Detailed Description
PRIMARY OBJECTIVES: I. Compare TP53, FBXW7, and other mutated gene variant allele frequencies (VAF) in serial circulating cell free deoxyribonucleic acid (ccfDNA) samples obtained from patients with endometrial cancer subtypes during the primary treatment course, which may include pretreatment, post-surgical removal, post adjuvant treatment, and at time of recurrence. II. Compare the findings from the liquid biopsy mutational analysis to next generation sequencing from the primary tumor. EXPLORATORY OBJECTIVES: I. To estimate the presence of malignant cells in the vagina before and after minimally invasive hysterectomy among patients with endometrial cancer. II. Characterize the immune profile and single cell ribonucleic acid (RNA) sequencing (scRNAseq) profile of endometrial cancer subtypes. III. Estimate time to progression (TTP), and investigate potential correlations between mutated gene variant allele frequency (VAF) ccfDNA samples and progression. IV. Compare the efficacy of experimental ccfDNA assays to approved ccfDNA assay using the same samples.

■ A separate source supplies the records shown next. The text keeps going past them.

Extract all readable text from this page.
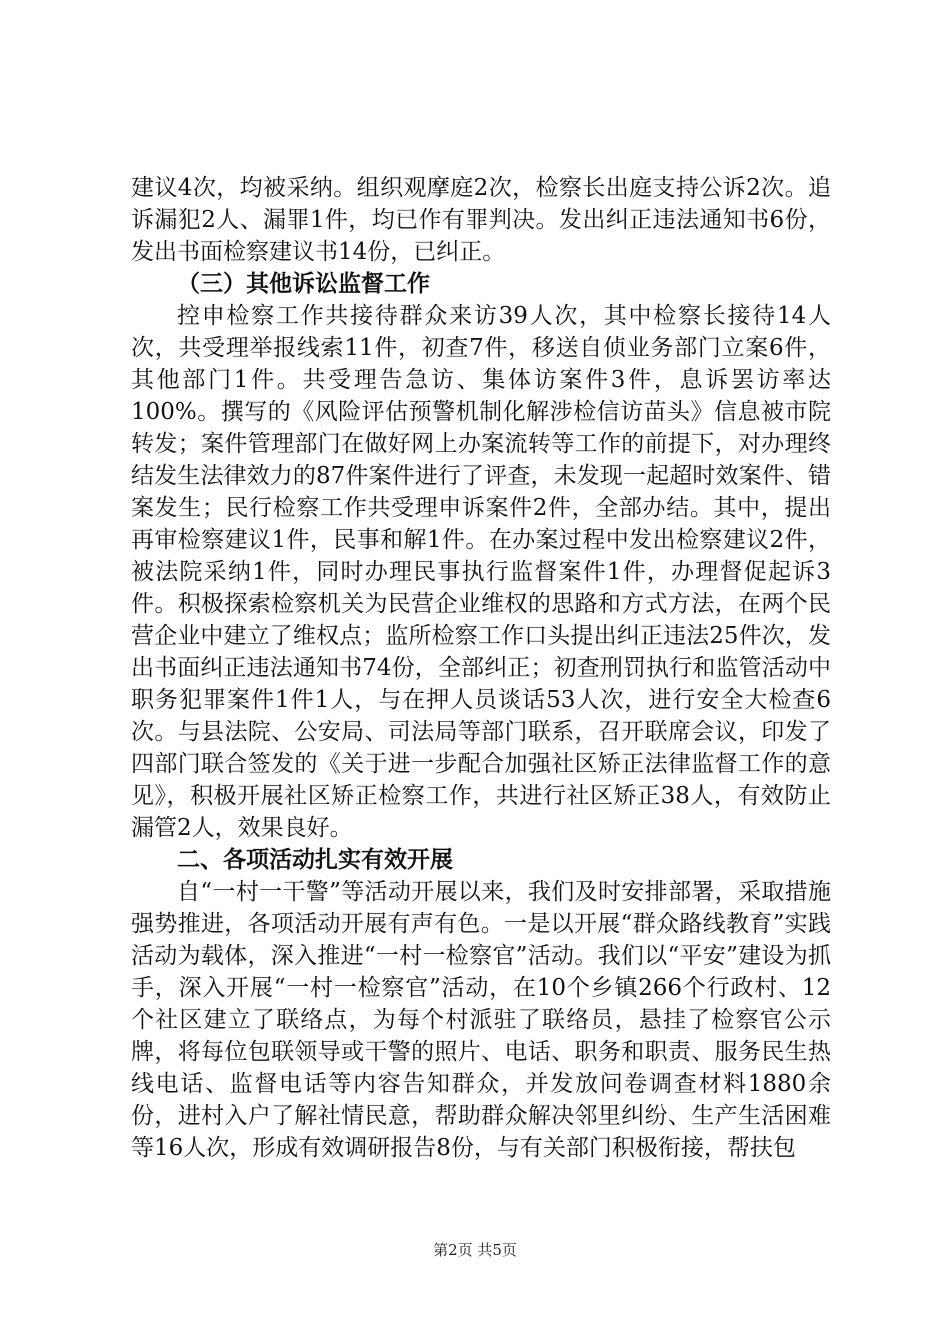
建议4次，均被采纳。组织观摩庭2次，检察长出庭支持公诉2次。追诉漏犯2人、漏罪1件，均已作有罪判决。发出纠正违法通知书6份，发出书面检察建议书14份，已纠正。

（三）其他诉讼监督工作

控申检察工作共接待群众来访39人次，其中检察长接待14人次，共受理举报线索11件，初查7件，移送自侦业务部门立案6件，其他部门1件。共受理告急访、集体访案件3件，息诉罢访率达100%。撰写的《风险评估预警机制化解涉检信访苗头》信息被市院转发；案件管理部门在做好网上办案流转等工作的前提下，对办理终结发生法律效力的87件案件进行了评查，未发现一起超时效案件、错案发生；民行检察工作共受理申诉案件2件，全部办结。其中，提出再审检察建议1件，民事和解1件。在办案过程中发出检察建议2件，被法院采纳1件，同时办理民事执行监督案件1件，办理督促起诉3件。积极探索检察机关为民营企业维权的思路和方式方法，在两个民营企业中建立了维权点；监所检察工作口头提出纠正违法25件次，发出书面纠正违法通知书74份，全部纠正；初查刑罚执行和监管活动中职务犯罪案件1件1人，与在押人员谈话53人次，进行安全大检查6次。与县法院、公安局、司法局等部门联系，召开联席会议，印发了四部门联合签发的《关于进一步配合加强社区矫正法律监督工作的意见》，积极开展社区矫正检察工作，共进行社区矫正38人，有效防止漏管2人，效果良好。

二、各项活动扎实有效开展

自“一村一干警”等活动开展以来，我们及时安排部署，采取措施强势推进，各项活动开展有声有色。一是以开展“群众路线教育”实践活动为载体，深入推进“一村一检察官”活动。我们以“平安”建设为抓手，深入开展“一村一检察官”活动，在10个乡镇266个行政村、12个社区建立了联络点，为每个村派驻了联络员，悬挂了检察官公示牌，将每位包联领导或干警的照片、电话、职务和职责、服务民生热线电话、监督电话等内容告知群众，并发放问卷调查材料1880余份，进村入户了解社情民意，帮助群众解决邻里纠纷、生产生活困难等16人次，形成有效调研报告8份，与有关部门积极衔接，帮扶包

第2页 共5页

OUTLINE: Patients undergo collection of blood samples for liquid biopsy during pre-treatment consultation before hysterectomy, after hysterectomy but before starting any chemotherapy, and at the end of last chemotherapy cycle. Patients also undergo collection of tissue samples during hysterectomy. Patients may also undergo Pap smears before and after hysterectomy.
Investigators
Eligibility Criteria
Inclusion Criteria
- •Women age 18 years and older
- •Histologic diagnosis of endometrial cancer
- •Candidate for primary surgical treatment or has recently had prior primary surgery
- •Willing and able to provide informed consent
Exclusion Criteria
- •Patients who have received prior treatment including chemotherapy or radiation therapy for endometrial cancer. Patients with prior primary surgery will be allowed to enroll in this trial if the patient has not received any chemotherapy or radiation at the time of enrollment. Note: patients with a history of other cancers may be enrolled after discussion with the PI if it is determined that they are at low risk for recurrence or metastasis.
Outcomes
Primary Outcomes
Proportion of circulating cell free deoxyribonucleic acid (ccfDNA) mutations
Time Frame: through study completion, an average of 1 year
The proportion of ccfDNA mutations determined by liquid biopsy will be calculated along with 95% confidence intervals, and comparison between treatment time points will be performed.